The park is particularly beautiful today; the leaves that had fallen to the ground were a crispy orange - tanned by the long summer sun. I walk over to my favorite bench and watch the geese floating by on the radiant pond. After a few minutes, an old lady hobbles over, huffing and casting her cane to the side as her quivering hand reaches out to help her lower herself onto the bench.
She sits next to me, catching her breath, before she turns and appraises her company.
“Hello, how are you today?” she croaks.
“Very well,” I reply. I really mean it.
“I’m Beth,” she states.
“Hi Beth, I’m Lu-Luther.”
“Nice to meet you, Luther. And what is it you do?”
“I work in finance.”
“Well Luther, I hope you don’t think I’m being too forward, but I have a lovely granddaughter. Would you like to see her picture?”
She doesn’t wait for me to answer and pulls out a small photo of a very young, pretty woman.
“How old is she?”
“She just turned twenty-five.”
“I’m thirty-five.”
“I don’t think she’ll mind.”
“Don’t you think she has things she wants to do other than get married?”
“Oh, dear, you wouldn’t understand. Us women have to get married before we start to get old and decrepit. Men can wait. And there’s the matter of children, too.”

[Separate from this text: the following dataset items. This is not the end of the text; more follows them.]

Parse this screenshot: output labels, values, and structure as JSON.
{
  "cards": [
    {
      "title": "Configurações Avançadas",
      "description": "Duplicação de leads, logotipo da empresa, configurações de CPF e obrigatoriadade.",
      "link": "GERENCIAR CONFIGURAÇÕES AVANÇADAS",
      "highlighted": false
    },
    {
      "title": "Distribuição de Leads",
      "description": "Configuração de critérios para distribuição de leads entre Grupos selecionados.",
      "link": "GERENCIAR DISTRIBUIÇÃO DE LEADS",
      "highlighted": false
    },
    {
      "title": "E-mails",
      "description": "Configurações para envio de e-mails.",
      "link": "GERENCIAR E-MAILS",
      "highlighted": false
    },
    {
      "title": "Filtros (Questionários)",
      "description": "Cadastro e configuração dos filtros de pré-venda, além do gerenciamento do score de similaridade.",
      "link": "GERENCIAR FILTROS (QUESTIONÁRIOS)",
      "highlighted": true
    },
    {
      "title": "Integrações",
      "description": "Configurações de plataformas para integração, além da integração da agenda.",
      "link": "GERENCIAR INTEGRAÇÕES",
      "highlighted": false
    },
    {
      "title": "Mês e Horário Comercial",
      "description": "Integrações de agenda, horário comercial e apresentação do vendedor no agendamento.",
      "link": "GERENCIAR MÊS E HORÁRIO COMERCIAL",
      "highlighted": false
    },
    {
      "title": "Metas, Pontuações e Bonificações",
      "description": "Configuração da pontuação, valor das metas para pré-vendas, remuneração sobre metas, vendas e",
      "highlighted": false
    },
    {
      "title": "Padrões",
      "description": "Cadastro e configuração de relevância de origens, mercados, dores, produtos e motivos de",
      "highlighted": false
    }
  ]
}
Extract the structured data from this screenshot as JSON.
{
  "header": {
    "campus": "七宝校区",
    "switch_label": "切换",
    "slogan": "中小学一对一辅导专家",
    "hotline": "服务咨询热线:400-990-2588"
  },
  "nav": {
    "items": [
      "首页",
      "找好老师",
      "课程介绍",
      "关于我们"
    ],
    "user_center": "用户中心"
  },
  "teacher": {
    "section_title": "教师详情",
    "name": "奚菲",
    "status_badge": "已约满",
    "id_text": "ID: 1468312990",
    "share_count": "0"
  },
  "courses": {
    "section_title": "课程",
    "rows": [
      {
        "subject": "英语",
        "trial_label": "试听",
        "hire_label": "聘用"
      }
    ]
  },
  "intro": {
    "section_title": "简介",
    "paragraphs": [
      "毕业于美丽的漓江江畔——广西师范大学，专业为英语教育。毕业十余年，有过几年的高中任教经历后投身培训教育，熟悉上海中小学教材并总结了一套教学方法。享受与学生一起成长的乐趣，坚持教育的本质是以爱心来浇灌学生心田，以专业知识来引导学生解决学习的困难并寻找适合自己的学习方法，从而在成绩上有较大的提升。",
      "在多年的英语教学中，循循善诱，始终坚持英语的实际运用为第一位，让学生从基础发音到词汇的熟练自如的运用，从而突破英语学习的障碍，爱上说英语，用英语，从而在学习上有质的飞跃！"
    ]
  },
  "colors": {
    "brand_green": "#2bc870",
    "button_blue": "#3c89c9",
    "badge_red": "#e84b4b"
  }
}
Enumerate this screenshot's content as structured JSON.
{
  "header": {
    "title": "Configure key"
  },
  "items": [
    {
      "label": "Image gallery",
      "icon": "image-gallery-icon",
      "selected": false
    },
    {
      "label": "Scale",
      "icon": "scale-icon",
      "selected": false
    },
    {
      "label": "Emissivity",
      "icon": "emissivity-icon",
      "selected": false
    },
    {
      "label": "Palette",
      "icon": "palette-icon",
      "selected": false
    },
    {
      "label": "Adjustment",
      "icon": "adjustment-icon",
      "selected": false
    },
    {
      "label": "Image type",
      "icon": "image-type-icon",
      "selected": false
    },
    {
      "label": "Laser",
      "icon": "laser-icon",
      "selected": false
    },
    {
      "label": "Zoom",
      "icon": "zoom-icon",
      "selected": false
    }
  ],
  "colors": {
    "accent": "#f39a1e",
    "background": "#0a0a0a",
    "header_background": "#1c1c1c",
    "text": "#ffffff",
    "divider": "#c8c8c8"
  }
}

I find myself growing angry at the old bat. She’s not unlike my own grandmother, not unlike my mother. Not unlike my aunts and all the other older women in my life that raised me with this worry that my life should center around finding a man and starting a family.
Beth is pushing a piece of paper with a number on it.
“Call her,” she says.
It is very dark as I walk back to my apartment. I watch the stray girls who have found themselves out at night alone cast anxious glances back at me as I approach from behind. People have looked at me with an array of things throughout my life; happiness, anger, sadness, dismissal, condescension, lust; but never fear. No one has ever thought enough of my presence to be afraid of me.
When I open the front door of my apartment, there is the old man standing there. “You enjoyed your day, Lucy.”
I nodded, closing the door behind me. I felt very calm.
“Well I’m glad. We can all use a change now and again. When we find we are in a rut. Now when you wake up, Lucy, you will find you are back in your own body.” He turned to walk away and I saw his legs begin to disappear.
“No, wait,” I called after him. “Please. I don’t want to be Lucy again.”
He smiled. “I know. But if you don’t go back to Lucy now, you will never be able to change back.”
I stood there, looking at him, retracing my choice over and over again. But I felt no doubt. I knew what I was giving up.
“You’re sure,” he said, looking at me firmly. And then he disappeared. I remain a man.